How would you answer this question?
A is the centre of circle C, with equation x^2- 8x + y^2 10y + 1=0
P, Q and R are points on the circle and the lines L1, L2 and L3 are tangents to the circle at these points respectively. Line L2 intersects line L1 at B and line L3 at D.
a) Find the centre and radius of C. (3 marks)
b) Given that the x-coordinate of Q is 10 and that the gradient of AQ is positive,find the y-coordinate of Q, explaining your solution. (4 marks)
c) Find the equation of l2, giving your answer in the form y = mx b. (4 marks)
d) Given that APBQ is a square, find the equation of L1 in the form y = mx b. (4 marks)
L1 intercepts the y-axis at E.
e) Find the area of triangle EPA. (4 marks)

Reply 1

vc94

(a) Use completing the square twice in order to write the equation in the form:
(x-a)^2 +(y-b)^2 = r^2

Reply 2

Flukeyboy

Original post by vc94

(a) Use completing the square twice in order to write the equation in the form:
(x-a)^2 +(y-b)^2 = r^2

Yes I have completed part a but part b onward I need help

Reply 3

CraigFowler

Original post by Flukeyboy

Have you drawn a sketch? For part 2, plug in the x=10 into the equation you developed for the circle to obtain y value.
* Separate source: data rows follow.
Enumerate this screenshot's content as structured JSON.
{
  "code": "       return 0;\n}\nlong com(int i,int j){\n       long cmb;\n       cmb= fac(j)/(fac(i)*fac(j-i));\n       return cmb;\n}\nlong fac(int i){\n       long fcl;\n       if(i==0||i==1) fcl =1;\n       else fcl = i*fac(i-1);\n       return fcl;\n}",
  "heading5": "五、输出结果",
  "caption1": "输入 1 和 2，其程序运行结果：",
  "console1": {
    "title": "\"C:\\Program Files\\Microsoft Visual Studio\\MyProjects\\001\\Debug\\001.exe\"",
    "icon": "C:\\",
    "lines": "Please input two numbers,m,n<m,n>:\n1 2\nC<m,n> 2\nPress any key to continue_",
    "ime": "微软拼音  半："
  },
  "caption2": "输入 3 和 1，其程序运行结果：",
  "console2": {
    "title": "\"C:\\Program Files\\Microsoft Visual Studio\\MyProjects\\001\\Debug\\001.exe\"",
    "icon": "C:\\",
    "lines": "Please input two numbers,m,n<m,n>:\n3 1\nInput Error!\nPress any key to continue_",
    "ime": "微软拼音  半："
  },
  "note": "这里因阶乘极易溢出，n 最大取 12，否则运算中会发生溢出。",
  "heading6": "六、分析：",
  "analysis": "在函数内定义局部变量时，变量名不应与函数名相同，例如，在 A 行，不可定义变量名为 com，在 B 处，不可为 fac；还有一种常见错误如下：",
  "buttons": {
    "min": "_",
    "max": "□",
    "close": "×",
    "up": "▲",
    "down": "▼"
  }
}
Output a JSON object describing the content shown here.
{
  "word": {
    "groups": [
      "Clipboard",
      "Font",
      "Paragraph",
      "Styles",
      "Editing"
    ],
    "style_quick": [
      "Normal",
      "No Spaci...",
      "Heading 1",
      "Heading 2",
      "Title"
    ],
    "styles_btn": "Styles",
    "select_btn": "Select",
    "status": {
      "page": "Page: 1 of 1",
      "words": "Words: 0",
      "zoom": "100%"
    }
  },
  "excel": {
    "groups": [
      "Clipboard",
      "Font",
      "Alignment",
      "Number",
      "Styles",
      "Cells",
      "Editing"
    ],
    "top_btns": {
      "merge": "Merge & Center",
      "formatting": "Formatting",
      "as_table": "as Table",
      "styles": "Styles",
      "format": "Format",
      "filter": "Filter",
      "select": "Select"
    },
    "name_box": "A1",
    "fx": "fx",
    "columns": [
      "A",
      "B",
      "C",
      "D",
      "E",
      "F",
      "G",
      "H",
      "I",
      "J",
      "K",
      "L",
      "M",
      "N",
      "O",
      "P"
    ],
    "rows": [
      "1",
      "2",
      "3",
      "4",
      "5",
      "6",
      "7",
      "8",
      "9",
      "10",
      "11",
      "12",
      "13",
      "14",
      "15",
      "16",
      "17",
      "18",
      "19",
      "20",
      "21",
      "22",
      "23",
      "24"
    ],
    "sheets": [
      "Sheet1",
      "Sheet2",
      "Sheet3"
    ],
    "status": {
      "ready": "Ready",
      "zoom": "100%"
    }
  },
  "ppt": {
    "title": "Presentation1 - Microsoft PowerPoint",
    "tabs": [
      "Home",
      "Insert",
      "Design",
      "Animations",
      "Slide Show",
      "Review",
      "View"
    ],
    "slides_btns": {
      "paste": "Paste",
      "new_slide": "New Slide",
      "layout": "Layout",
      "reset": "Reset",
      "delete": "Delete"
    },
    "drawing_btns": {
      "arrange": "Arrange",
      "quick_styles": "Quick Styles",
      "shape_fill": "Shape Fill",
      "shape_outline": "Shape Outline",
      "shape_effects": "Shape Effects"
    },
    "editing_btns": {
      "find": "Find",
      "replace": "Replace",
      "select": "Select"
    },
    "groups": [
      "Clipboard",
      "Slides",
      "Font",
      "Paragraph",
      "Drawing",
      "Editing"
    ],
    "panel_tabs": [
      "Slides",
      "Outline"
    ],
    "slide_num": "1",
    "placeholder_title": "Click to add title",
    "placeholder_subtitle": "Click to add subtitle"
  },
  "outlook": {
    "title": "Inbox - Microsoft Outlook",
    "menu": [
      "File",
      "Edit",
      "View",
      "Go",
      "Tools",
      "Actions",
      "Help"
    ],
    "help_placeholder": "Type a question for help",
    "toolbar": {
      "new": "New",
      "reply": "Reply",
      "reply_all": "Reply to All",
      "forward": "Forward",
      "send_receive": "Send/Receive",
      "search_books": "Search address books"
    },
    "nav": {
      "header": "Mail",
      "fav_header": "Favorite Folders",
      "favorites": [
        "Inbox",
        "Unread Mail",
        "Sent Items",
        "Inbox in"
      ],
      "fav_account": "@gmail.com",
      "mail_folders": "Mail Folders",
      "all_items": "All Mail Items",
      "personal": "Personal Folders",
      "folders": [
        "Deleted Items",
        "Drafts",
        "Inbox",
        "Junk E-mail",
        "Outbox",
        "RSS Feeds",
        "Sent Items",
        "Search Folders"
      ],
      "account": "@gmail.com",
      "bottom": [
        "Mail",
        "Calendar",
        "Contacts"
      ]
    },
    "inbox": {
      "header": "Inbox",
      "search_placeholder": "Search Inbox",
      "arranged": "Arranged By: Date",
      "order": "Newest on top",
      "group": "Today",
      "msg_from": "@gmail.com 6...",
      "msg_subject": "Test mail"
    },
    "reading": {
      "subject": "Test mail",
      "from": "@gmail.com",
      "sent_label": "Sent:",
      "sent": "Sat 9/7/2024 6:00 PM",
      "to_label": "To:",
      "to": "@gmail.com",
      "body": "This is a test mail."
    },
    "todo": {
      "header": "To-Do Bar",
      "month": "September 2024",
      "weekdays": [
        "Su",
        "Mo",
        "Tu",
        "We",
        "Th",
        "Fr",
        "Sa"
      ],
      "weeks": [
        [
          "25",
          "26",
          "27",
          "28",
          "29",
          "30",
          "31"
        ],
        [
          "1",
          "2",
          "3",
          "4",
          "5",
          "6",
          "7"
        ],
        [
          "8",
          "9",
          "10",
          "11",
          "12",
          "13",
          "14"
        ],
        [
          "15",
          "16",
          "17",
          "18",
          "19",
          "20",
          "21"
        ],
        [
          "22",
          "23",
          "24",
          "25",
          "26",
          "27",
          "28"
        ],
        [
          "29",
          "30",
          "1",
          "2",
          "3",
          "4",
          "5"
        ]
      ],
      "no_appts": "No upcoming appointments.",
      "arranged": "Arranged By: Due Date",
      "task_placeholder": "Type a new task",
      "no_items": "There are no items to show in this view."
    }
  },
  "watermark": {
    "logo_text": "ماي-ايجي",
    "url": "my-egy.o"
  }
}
Part 3 Gradient of L2 will be perpendicular to AQ, so find negative reciprocal and substitute in the coordinates of Q for the full equation. Similar for rest of question

Reply 4

Flukeyboy

Original post by CraigFowler

yh thanks. i got the answer

Reply 5

rachela24

Hey, what did you get for d?

Reply 6

Lol12309873645

Very funny, btw you look like a white version of my big toe.

(edited 4 years ago)

Reply 7

Josh burns

Original post by rachela24

Hey, what did you get for d?

....

Reply 8

JoEmomm

How did you find the equation of L1?

Reply 9

-spaceb0y

I came to this thread for the answer and was dismayed that I couldn't find it.
So I worked it out.
Here is the answer for part d):
The gradient of l1 is 1/3 (negative reciprocal of the gradient of l2 (perpendicular to l1), which is -3)
Substitute y = 1/3x + b into y in the circle equation (x-4)^2 + (y+5)^2 = 40 and expand fully.
You should get 10x^2 + (6b - 42)x + 9b^2 + 90b +9
The line is a tangent to the circle so the discriminant will equal 0 (b^2 - 4ac = 0).
Find the discriminant on its own.
Expanded and made equal to 0, this will give you 324b^2 + 4104b -156 which simplifies to 3b^2 + 38b -13 = 0
Factorise this to get (3b - 1)(b + 13)
Therefore b = 1/3 or -13
We can see the intersect of l1 is positive, so we can rule out -13.
This leaves us with the equation of l1 being:

y = 1/3x + 1/3

Part e is easy when you know this.
I hope this helps many unfortunate people who have been set this question to do by their maths teachers.

(edited 3 years ago)

Reply 10

DFranklin

Original post by -spaceb0y

I came to this thread for the answer and was dismayed that I couldn't find it.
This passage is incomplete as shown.